Aruba Arrives with WLAN Switching

Despite having been around for over a year, San Jose, CA-based Aruba Networks went public this week with information about its venture capital-backed company and its patent-pending wireless LAN switch technology currently focused on the enterprise.

To get to this point, the company “took a look at Ethernet networks and how they evolved,” says Pankaj Manglik, Aruba Networks’ co-founder. “If you go back to the mid to late 80s, Ethernet was a departmental phenomenon. Synoptics [later Bay Networks, which was acquired by Nortel ] came up with the idea of a multi-port Ethernet hub, so people ran all the cubes and offices back to the Hub. Eventually you had a complete enterprise network.

“WLANs are today departmental level. There’s almost no enterprise wide WLANs. Microsoft and Cisco have done this, but that’s more of an ‘eat-your-own-dog-food’ approach than a customer thing. What needs to happen in the WLAN space today to actually deploy across enterprise is a box that looks like the multi-port Ethernet hub. We call it the WLAN switch.”

Aruba’s WLAN switching will combine monitoring and access with 1000Mbps (Gigabit) Ethernet switching for high speed networks. The system will detect rogue access points installed either maliciously by criminal hackers or thoughtlessly by employees and prevent users from accessing them by “locking the air.” The airwaves will be constantly monitored so rogue detection can be automated.
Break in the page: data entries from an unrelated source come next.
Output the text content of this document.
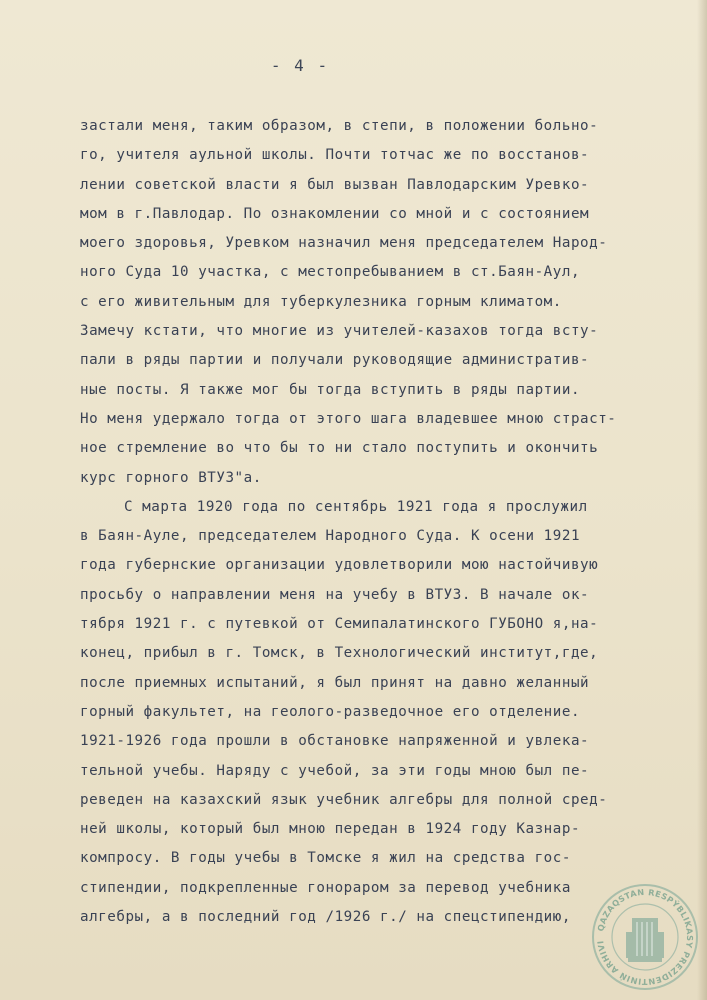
- 4 -
застали меня, таким образом, в степи, в положении больно-
го, учителя аульной школы. Почти тотчас же по восстанов-
лении советской власти я был вызван Павлодарским Уревко-
мом в г.Павлодар. По ознакомлении со мной и с состоянием
моего здоровья, Уревком назначил меня председателем Народ-
ного Суда 10 участка, с местопребыванием в ст.Баян-Аул,
с его живительным для туберкулезника горным климатом.
Замечу кстати, что многие из учителей-казахов тогда всту-
пали в ряды партии и получали руководящие административ-
ные посты. Я также мог бы тогда вступить в ряды партии.
Но меня удержало тогда от этого шага владевшее мною страст-
ное стремление во что бы то ни стало поступить и окончить
курс горного ВТУЗ"а.
С марта 1920 года по сентябрь 1921 года я прослужил
в Баян-Ауле, председателем Народного Суда. К осени 1921
года губернские организации удовлетворили мою настойчивую
просьбу о направлении меня на учебу в ВТУЗ. В начале ок-
тября 1921 г. с путевкой от Семипалатинского ГУБОНО я,на-
конец, прибыл в г. Томск, в Технологический институт,где,
после приемных испытаний, я был принят на давно желанный
горный факультет, на геолого-разведочное его отделение.
1921-1926 года прошли в обстановке напряженной и увлека-
тельной учебы. Наряду с учебой, за эти годы мною был пе-
реведен на казахский язык учебник алгебры для полной сред-
ней школы, который был мною передан в 1924 году Казнар-
компросу. В годы учебы в Томске я жил на средства гос-
стипендии, подкрепленные гонораром за перевод учебника
алгебры, а в последний год /1926 г./ на спецстипендию,
QAZAQSTAN RESPÝBLIKASY PREZIDENTINIŃ ARHIVI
The system will provide a private connection for each wireless user by isolated individual user’s traffic. It authenticates each user via the client’s switched connection using standard authentication schemes like 802.1X. The stateful firewall will then follow that user even when mobile, making sure they only access appropriate resources on the network. It will use IPSec and the upcoming Wi-Fi Protected Access (WPA) for encryption.
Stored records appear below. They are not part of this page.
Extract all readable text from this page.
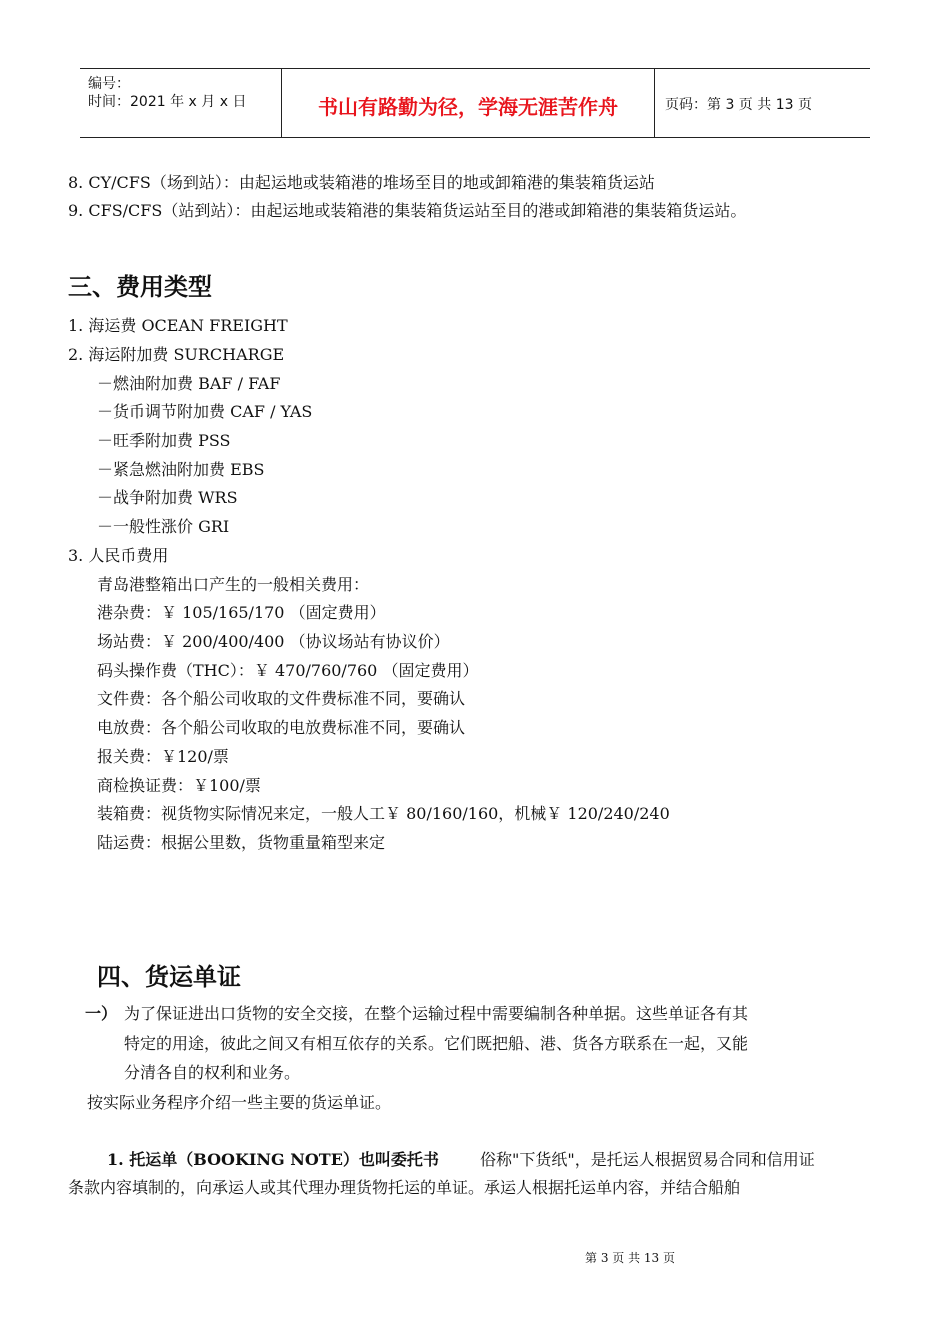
编号：
时间：2021 年 x 月 x 日	书山有路勤为径，学海无涯苦作舟	页码：第 3 页 共 13 页
8. CY/CFS（场到站）：由起运地或装箱港的堆场至目的地或卸箱港的集装箱货运站
9. CFS/CFS（站到站）：由起运地或装箱港的集装箱货运站至目的港或卸箱港的集装箱货运站。
三、费用类型
1. 海运费 OCEAN FREIGHT
2. 海运附加费 SURCHARGE
－燃油附加费 BAF / FAF
－货币调节附加费 CAF / YAS
－旺季附加费 PSS
－紧急燃油附加费 EBS
－战争附加费 WRS
－一般性涨价 GRI
3. 人民币费用
青岛港整箱出口产生的一般相关费用：
港杂费：￥ 105/165/170 （固定费用）
场站费：￥ 200/400/400 （协议场站有协议价）
码头操作费（THC）：￥ 470/760/760 （固定费用）
文件费：各个船公司收取的文件费标准不同，要确认
电放费：各个船公司收取的电放费标准不同，要确认
报关费：￥120/票
商检换证费：￥100/票
装箱费：视货物实际情况来定，一般人工￥ 80/160/160，机械￥ 120/240/240
陆运费：根据公里数，货物重量箱型来定
四、货运单证
一） 为了保证进出口货物的安全交接，在整个运输过程中需要编制各种单据。这些单证各有其
特定的用途，彼此之间又有相互依存的关系。它们既把船、港、货各方联系在一起，又能
分清各自的权利和业务。
按实际业务程序介绍一些主要的货运单证。
1. 托运单（BOOKING NOTE）也叫委托书	俗称"下货纸"，是托运人根据贸易合同和信用证
条款内容填制的，向承运人或其代理办理货物托运的单证。承运人根据托运单内容，并结合船舶
第 3 页 共 13 页
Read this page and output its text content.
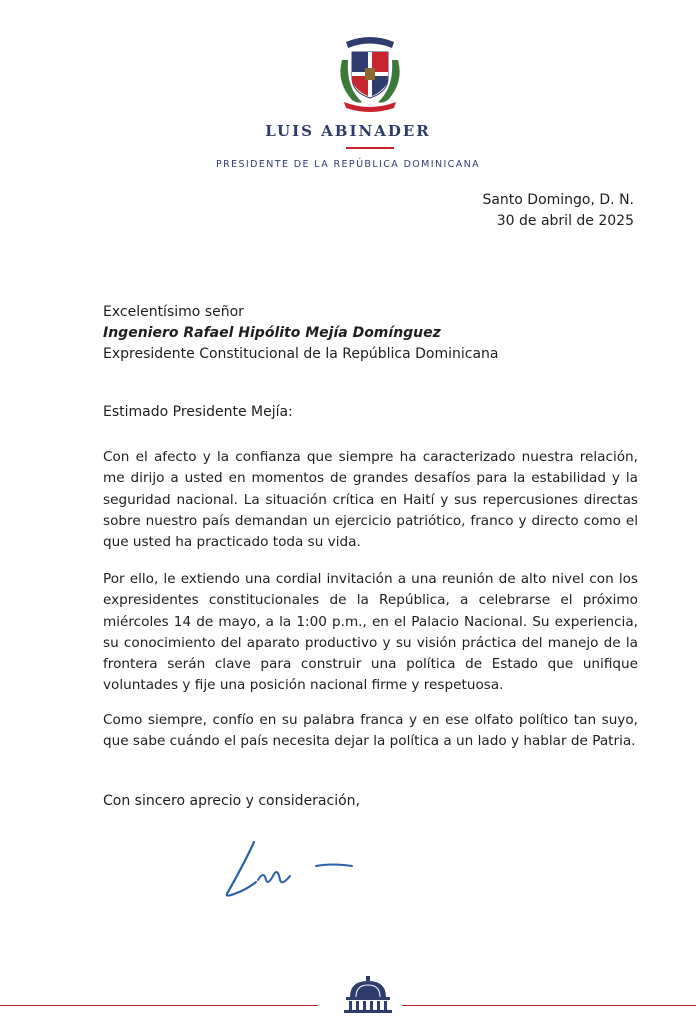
LUIS ABINADER
PRESIDENTE DE LA REPÚBLICA DOMINICANA
Santo Domingo, D. N.
30 de abril de 2025
Excelentísimo señor
Ingeniero Rafael Hipólito Mejía Domínguez
Expresidente Constitucional de la República Dominicana
Estimado Presidente Mejía:

Con el afecto y la confianza que siempre ha caracterizado nuestra relación, me dirijo a usted en momentos de grandes desafíos para la estabilidad y la seguridad nacional. La situación crítica en Haití y sus repercusiones directas sobre nuestro país demandan un ejercicio patriótico, franco y directo como el que usted ha practicado toda su vida.

Por ello, le extiendo una cordial invitación a una reunión de alto nivel con los expresidentes constitucionales de la República, a celebrarse el próximo miércoles 14 de mayo, a la 1:00 p.m., en el Palacio Nacional. Su experiencia, su conocimiento del aparato productivo y su visión práctica del manejo de la frontera serán clave para construir una política de Estado que unifique voluntades y fije una posición nacional firme y respetuosa.

Como siempre, confío en su palabra franca y en ese olfato político tan suyo, que sabe cuándo el país necesita dejar la política a un lado y hablar de Patria.

Con sincero aprecio y consideración,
The centralized architecture means that upgrades in security and other functions can be easily deployed. Unlike most of today’s access points, however, Aruba is leaving the units with just simple radio coverage, similar in a way to what Symbol Technologies is doing with its Mobius system of “access ports.”

Co-founder Keerti Melkote points out that the difference from Symbol is that Aruba does just “dumb down” the access point. The company adds monitoring to “give visibility in the air.” This visibility also means doing a site survey is automated (after the deployment, of course.)

Adding new access points is easy as the system will automatically detect them, as well detect as failed or congested units. When it does, it will dynamically reroute traffic as needed so there’s no loss in connectivity.

Aruba’s Switch products will work with Cisco access points or users can go with access points and “air monitors” from the company itself. Aruba products will be going into trials this week.

Symbol is not the only other company in the switched WLAN business. Other companies scheduled to release products in this area this year are Trapeze Networks and Black Storm Networks . Symbol will also be upgrading the Mobius line this year with a new switch that will run more than just the 24 “access ports” currently supported.